Bkjia.com Comprehensive Report]1. TTL Introduction

TTL, which is short for "Time To Live". The Chinese name is "Time To Live". It is a very important parameter in the IP header. By using the TTL value, we can determine the operating status of the current network IP layer.

TTL indicates whether the router data packet in the network is discarded because it takes too long. The TTL is initially designed to determine a time range, and the packet is discarded after this time. Each time a packet passes through a vro, the TTL value is reduced by at least 1 by the vro. Therefore, the TTL value usually indicates the maximum number of vrouters that the packet can pass before it is discarded. When the TTL value is 0, the router discards the packet and sends an ICMP packet to the original sender of the packet.

There are many reasons why data packets cannot be transmitted to the destination within a certain period of time. For example, incorrect route table configuration may lead to an infinite loop of data packets. The solution is to discard the data packet after a period of time and then send a message to the sender, the sender determines whether to resend the data packet. When this happens in the network, the packet is repeatedly sent at the router where the router is configured incorrectly in the routing table. Each time the packet is sent, the TTL value is reduced by 1 until the data packet is discarded when the TTL is 0, this may cause data transmission errors in the network.

The default TTL value varies depending on the operating system and transmission protocol. Table 1 lists the default TTL values of common operating systems when transmitted over TCP and UDP protocols.

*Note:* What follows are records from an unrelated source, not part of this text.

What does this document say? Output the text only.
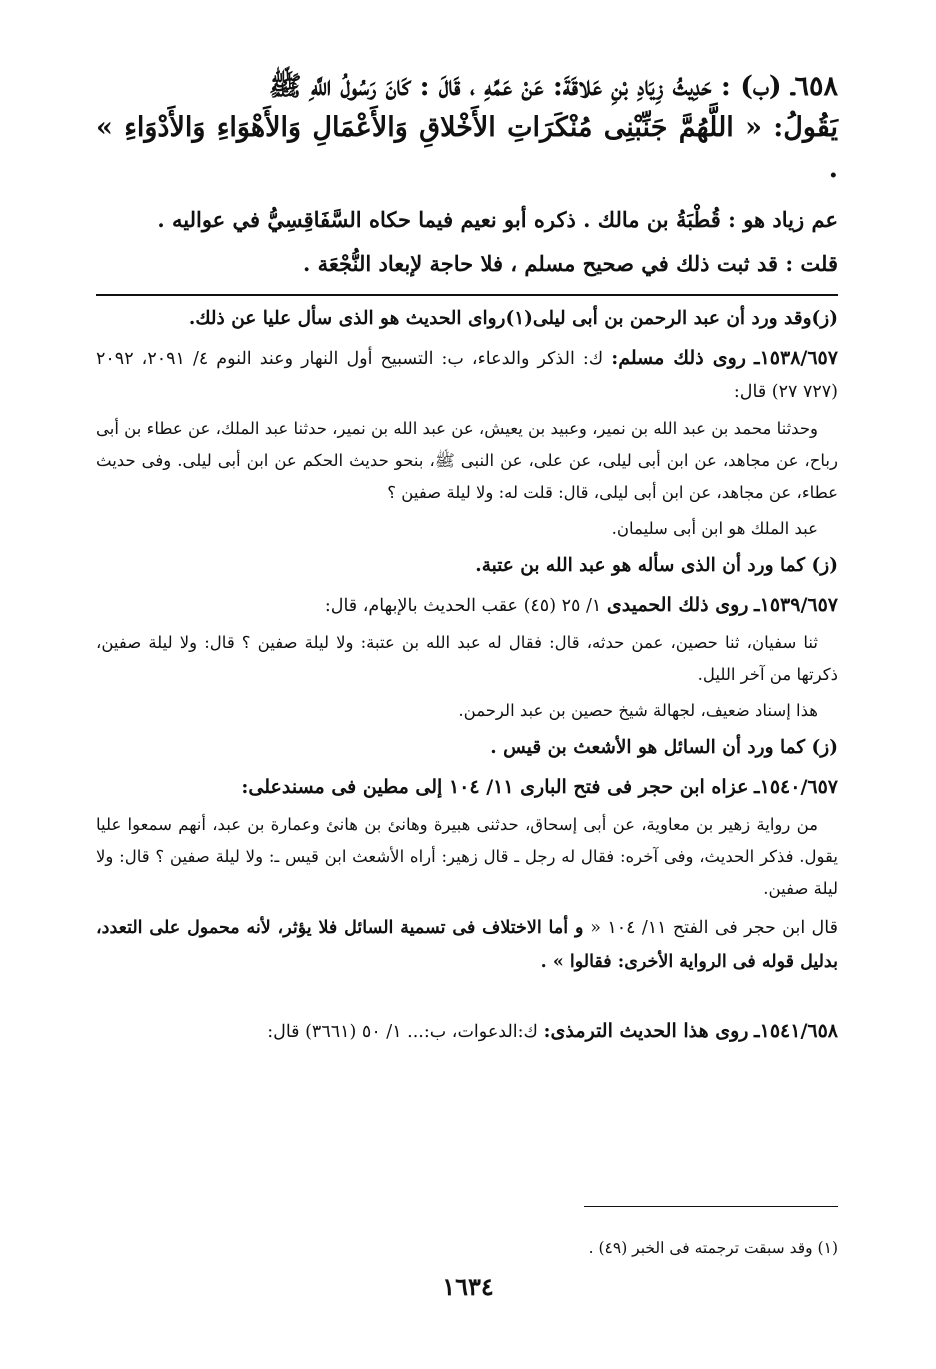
٦٥٨ـ (ب) : حَدِيثُ زِيَادِ بْنِ عَلاقَةَ: عَنْ عَمِّهِ ، قَالَ : كَانَ رَسُولُ اللَّهِ ﷺ
يَقُولُ: « اللَّهُمَّ جَنِّبْنِى مُنْكَرَاتِ الأَخْلاقِ وَالأَعْمَالِ وَالأَهْوَاءِ وَالأَدْوَاءِ » .

عم زياد هو : قُطْبَةُ بن مالك . ذكره أبو نعيم فيما حكاه السَّفَاقِسِيُّ في عواليه .

قلت : قد ثبت ذلك في صحيح مسلم ، فلا حاجة لإبعاد النُّجْعَة .

(ز)وقد ورد أن عبد الرحمن بن أبى ليلى(١)رواى الحديث هو الذى سأل عليا عن ذلك.

١٥٣٨/٦٥٧ـ روى ذلك مسلم: ك: الذكر والدعاء، ب: التسبيح أول النهار وعند النوم ٤/ ٢٠٩١، ٢٠٩٢ (٧٢٧ ٢٧) قال:

وحدثنا محمد بن عبد الله بن نمير، وعبيد بن يعيش، عن عبد الله بن نمير، حدثنا عبد الملك، عن عطاء بن أبى رباح، عن مجاهد، عن ابن أبى ليلى، عن على، عن النبى ﷺ، بنحو حديث الحكم عن ابن أبى ليلى. وفى حديث عطاء، عن مجاهد، عن ابن أبى ليلى، قال: قلت له: ولا ليلة صفين ؟

عبد الملك هو ابن أبى سليمان.

(ز) كما ورد أن الذى سأله هو عبد الله بن عتبة.

١٥٣٩/٦٥٧ـ روى ذلك الحميدى ١/ ٢٥ (٤٥) عقب الحديث بالإبهام، قال:

ثنا سفيان، ثنا حصين، عمن حدثه، قال: فقال له عبد الله بن عتبة: ولا ليلة صفين ؟ قال: ولا ليلة صفين، ذكرتها من آخر الليل.

هذا إسناد ضعيف، لجهالة شيخ حصين بن عبد الرحمن.

(ز) كما ورد أن السائل هو الأشعث بن قيس .

١٥٤٠/٦٥٧ـ عزاه ابن حجر فى فتح البارى ١١/ ١٠٤ إلى مطين فى مسندعلى:

من رواية زهير بن معاوية، عن أبى إسحاق، حدثنى هبيرة وهانئ بن هانئ وعمارة بن عبد، أنهم سمعوا عليا يقول. فذكر الحديث، وفى آخره: فقال له رجل ـ قال زهير: أراه الأشعث ابن قيس ـ: ولا ليلة صفين ؟ قال: ولا ليلة صفين.

قال ابن حجر فى الفتح ١١/ ١٠٤ « و أما الاختلاف فى تسمية السائل فلا يؤثر، لأنه محمول على التعدد، بدليل قوله فى الرواية الأخرى: فقالوا » .

١٥٤١/٦٥٨ـ روى هذا الحديث الترمذى: ك:الدعوات، ب:... ١/ ٥٠ (٣٦٦١) قال:

(١) وقد سبقت ترجمته فى الخبر (٤٩) .

١٦٣٤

Table 1 default TTL values for different operating systems

Ii. view the data packet TTL value and analyze transmission faults

Network devices in the network are all processed by the operating system. Some hardware devices pre-install the system on the hardware chip.) When the network encounters a transmission fault, we can use the network detection software to check the data packets circulating in the network based on the information in the table above, and check the TTL value of the data packets to determine whether the fault is caused by wrong routing or other causes. Is to use the kolai Network Analysis System 5.0 to view the TTL value of a data packet.

TTL value viewed in kelai Network Analysis System 5.0

TTL in the figure) is 247. Combined with table 1, it is determined that the data packet is 61.139.2.69 from the source end) to 192.168.10.44 from the destination end) 255-247 = 8 vrouters in total, and no fault occurred during transmission.

Note:

1. determine the number of routers that the data packet experiences in the network. The default TTL value of the Source Device of the available data packet minus the TTL value of the captured data packet;

2. When you do not know the default TTL of the data packet source device, the TTL value greater than the captured data packet is generally used, and the default value is the closest to the TTL value.

3. the TTL field is 1 byte long, so the maximum TTL value is 255;

Check the data packet TTL to check whether the network transmission is normal. If the TTL value of the captured data packet is too small, it indicates that there may be transmission faults in the network. Check the route table configuration of the three-tier devices in the network and the route table information of each host in a timely manner.